Isomorphic is now staffing up its clinical development team, hiring regulatory experts and trial designers. The company has said it plans to put its first AI-designed molecules into Phase 1 human trials by late 2026. If that happens, it would be a landmark moment: proof that a drug designed primarily by artificial intelligence can make the leap from silicon to skin.
The timing isn't accidental. AI drug discovery funding has been on a tear. But this round stands apart, both in size and in what it signals.
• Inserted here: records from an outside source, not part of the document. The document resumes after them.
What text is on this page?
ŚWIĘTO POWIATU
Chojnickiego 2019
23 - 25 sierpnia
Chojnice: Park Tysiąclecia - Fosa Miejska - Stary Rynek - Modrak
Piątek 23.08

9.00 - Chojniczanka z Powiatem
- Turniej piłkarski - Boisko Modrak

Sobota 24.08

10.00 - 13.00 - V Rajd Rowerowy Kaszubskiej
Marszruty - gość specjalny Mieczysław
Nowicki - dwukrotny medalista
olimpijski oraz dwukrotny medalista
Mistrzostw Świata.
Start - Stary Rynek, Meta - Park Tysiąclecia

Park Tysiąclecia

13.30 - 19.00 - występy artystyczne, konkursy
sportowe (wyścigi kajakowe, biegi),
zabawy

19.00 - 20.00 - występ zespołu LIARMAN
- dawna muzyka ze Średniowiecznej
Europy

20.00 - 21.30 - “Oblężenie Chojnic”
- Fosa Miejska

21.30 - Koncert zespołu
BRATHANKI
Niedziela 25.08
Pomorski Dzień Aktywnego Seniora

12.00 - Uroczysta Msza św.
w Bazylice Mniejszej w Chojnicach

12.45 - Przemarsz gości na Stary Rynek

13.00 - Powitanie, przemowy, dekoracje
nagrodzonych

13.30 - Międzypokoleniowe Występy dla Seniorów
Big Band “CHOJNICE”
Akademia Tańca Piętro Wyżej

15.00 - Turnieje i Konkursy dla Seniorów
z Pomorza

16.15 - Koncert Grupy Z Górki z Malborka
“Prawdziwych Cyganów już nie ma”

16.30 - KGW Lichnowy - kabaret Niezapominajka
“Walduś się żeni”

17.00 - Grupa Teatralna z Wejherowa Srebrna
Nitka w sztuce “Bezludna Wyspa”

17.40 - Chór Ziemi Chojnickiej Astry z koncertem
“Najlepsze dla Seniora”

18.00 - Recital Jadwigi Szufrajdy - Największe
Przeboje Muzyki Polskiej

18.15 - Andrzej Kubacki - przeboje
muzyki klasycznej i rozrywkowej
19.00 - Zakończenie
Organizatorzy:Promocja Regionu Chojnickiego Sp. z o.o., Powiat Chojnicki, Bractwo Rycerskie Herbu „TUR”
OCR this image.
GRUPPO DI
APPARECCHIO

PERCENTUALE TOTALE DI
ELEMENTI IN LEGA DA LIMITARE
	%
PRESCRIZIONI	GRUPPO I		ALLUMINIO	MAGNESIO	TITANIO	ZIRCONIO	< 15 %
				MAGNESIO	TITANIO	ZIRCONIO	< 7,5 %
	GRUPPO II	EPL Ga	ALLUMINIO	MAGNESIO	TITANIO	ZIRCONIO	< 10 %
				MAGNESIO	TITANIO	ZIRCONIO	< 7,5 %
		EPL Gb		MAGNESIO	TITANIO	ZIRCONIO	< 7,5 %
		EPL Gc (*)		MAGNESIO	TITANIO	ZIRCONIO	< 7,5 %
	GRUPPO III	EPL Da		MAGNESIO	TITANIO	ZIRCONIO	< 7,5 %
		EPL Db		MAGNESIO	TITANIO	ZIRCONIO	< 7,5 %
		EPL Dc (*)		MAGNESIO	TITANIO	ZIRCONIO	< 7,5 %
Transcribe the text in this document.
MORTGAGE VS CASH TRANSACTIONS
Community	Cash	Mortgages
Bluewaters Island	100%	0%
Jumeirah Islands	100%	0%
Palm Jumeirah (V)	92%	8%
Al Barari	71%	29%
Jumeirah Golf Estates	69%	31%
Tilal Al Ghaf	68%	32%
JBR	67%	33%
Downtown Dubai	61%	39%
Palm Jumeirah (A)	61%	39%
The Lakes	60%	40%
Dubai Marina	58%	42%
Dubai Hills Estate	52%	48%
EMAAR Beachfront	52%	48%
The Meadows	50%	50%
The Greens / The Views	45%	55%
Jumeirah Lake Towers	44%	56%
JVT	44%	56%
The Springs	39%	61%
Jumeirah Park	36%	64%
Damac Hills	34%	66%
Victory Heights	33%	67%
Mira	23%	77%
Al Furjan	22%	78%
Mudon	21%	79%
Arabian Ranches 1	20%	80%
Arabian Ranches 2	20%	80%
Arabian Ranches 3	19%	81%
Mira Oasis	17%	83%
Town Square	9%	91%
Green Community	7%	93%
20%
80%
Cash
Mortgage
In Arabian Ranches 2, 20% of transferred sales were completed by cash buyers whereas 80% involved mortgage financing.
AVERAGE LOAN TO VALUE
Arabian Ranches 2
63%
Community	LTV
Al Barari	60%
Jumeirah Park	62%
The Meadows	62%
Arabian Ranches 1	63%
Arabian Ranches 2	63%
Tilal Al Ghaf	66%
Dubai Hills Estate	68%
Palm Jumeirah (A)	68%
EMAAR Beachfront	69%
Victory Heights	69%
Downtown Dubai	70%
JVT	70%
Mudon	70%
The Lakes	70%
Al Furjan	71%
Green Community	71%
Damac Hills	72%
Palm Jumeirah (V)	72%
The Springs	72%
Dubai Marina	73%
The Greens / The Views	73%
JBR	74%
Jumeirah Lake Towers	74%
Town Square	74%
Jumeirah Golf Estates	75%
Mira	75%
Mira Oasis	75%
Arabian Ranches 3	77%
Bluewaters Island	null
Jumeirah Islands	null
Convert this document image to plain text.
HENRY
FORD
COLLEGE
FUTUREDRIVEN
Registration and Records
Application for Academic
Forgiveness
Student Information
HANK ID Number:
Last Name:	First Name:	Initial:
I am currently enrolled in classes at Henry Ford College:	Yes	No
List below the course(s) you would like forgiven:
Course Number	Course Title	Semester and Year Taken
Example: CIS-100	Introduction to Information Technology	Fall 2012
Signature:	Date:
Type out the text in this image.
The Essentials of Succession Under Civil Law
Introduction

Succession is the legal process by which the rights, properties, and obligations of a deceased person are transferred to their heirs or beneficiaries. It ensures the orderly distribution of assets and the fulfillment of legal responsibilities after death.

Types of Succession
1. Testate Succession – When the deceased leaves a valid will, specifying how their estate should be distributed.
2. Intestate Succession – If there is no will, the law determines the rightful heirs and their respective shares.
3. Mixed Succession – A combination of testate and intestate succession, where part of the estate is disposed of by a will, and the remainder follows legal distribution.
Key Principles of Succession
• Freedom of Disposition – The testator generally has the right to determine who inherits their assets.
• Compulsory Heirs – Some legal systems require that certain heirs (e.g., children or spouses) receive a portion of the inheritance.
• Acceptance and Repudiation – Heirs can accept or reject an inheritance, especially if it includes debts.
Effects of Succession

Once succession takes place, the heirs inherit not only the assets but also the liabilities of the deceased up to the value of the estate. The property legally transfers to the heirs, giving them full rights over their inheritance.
First, the investor mix tells a story. Thrive Capital coming back to lead (for the second consecutive round) signals deep conviction, not tourist money. The sovereign wealth funds from Abu Dhabi, Singapore, and the UK suggest that governments now view AI-driven drug development as critical infrastructure, similar to how they invest in semiconductors or energy.
Second, the capital gives Isomorphic a structural advantage. Training massive AI models costs a fortune. Generating the biological data to feed those models costs even more. With $2.1 billion in fresh cash on top of last year's $600 million, Isomorphic can outspend virtually every competitor in the space on compute, data generation, and talent. In AI, scale tends to compound; more data makes better models, which attract better partners, which generate more data.
Third, analysts note that the real test is still ahead. No AI-discovered drug has ever received FDA approval. Several have entered clinical trials; some have already failed. Isomorphic's Drug Design Engine may be impressive on benchmarks, but biology has a nasty habit of humbling even the best predictions. The gap between "works on a computer" and "works in a human" remains the great unsolved problem of the field.
Isomorphic Labs now sits at a fascinating inflection point. It has the pedigree (Nobel Prize-winning science), the partnerships ($3 billion in pharma deals), the capital ($2.7 billion raised to date), and a clinical timeline that could produce real human data within months.
But it also has no approved drugs, no clinical results, and a valuation that remains undisclosed, probably because the number would make traditional biotech investors spit out their coffee.
Hassabis has talked publicly about compressing early drug discovery from years down to months. If Isomorphic delivers on even a fraction of that promise, it could reshape how the entire pharmaceutical industry operates. If it doesn't, this will go down as the most expensive science experiment in biotech history.
Either way, the bet has been placed. And at $2.1 billion, it's the biggest one AI drug discovery has ever seen.